I now put a lot of value in not rushing myself whenever possible. Of course there are times when you have to dash from one thing to another, but if I can avoid it, I find it makes a big difference in my mood and performance.

Anyway, I have another half dozen radio shows scheduled for the next couple weeks, and then there will be UK appearances (one hopes!), so with luck I’ll get good at this. Or at least learn to speak without saying “you know” and “ummm” every third word, which would be a step forward!

Radio day

, and in the last several days I’ve been doing lots of press interviews and a few radio spots. Today I’ve got two radio interviews, both at Stanford’s video facility.

The first was with the Joy Cardin Show on Wisconsin Public Radio, and in a couple hours I go back for another interview with THINK, a midday program on KERA in Dallas, Texas.

Radio interviews are interesting craft, and I’m definitely still learning how to do them– but I do feel like I’m getting better. Radio is a medium that doesn’t reward speaking quickly, or giving long, discursive answers to questions; to the contrary, you need to be super-quick, brief, and to the point, without dumbing down your ideas or misrepresenting yourself and your work.

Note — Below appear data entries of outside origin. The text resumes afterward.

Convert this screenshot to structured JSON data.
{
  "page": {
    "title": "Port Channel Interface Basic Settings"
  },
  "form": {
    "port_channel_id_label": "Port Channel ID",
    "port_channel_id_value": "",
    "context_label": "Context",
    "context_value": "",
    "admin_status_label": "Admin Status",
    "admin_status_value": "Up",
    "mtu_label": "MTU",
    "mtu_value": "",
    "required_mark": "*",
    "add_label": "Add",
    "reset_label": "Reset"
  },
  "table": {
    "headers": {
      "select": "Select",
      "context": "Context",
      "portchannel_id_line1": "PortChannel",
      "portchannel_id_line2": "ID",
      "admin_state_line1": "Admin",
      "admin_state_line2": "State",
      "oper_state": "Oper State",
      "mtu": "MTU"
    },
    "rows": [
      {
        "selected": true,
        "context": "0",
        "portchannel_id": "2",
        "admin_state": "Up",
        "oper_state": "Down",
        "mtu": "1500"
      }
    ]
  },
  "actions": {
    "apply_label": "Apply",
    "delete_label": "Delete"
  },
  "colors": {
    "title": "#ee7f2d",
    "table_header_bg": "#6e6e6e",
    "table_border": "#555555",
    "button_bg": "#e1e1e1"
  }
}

For me, the biggest challenge is being brief, just answering the questions that’s right in front of me, and not jumping immediately to the scientific evidence or historical examples. I love that stuff, and I really enjoys sharing it; but I have to reign it in when I’m on the radio.

Doing a good interview also requires a strong dose of empathetic imagination. You’re sitting in a room that’s windowless, soundproof, and your only companion is a microphone a few inches away from your face. But answering a question well requires imagining the interviewer, and imagining the caller. It’s certainly possible to think of them as just disembodied voices, but I think your answers (my answers) are better if I think of myself as in a conversation, and recognize that I’m actually talking to people.

But like I said, a lot of good performance is craft. Be bright and upbeat. Speak clearly: all those “umms” and “you knows” and “sort ofs” that we naturally use in everyday conversation, and which we easily filter out of conversation with people across the table, are really noticeable on the air.

Keep your answers short. Let the host decide what direction the interview should go: you may have things you want to make sure you say, but they know their audience, and it’s best to follow their cue.

Use turns of phrase or keywords that are memorable and direct people to the book. (I’m going to tell hosts not to try to pronounce my full name, but instead use the short version, and pronounce it in a way that makes it easier to Google; I’ve looked at search terms people use to find my blog after interviews, and I had no idea there were so many ways to spell (or hear) Alex Soojung-Kim Pang!) Having turns of phrase that you can pull out and use is great for keeping a conversation going, and planting and idea in a listener’s mind.

Remember that even though you’ve talked about this a thousand times (and may have thought about it for thousands of days), your audience is hearing it for the first time, so you should speak to people who haven’t heard about the book or you or the argument.

And keep your answers short. Did I already mention that?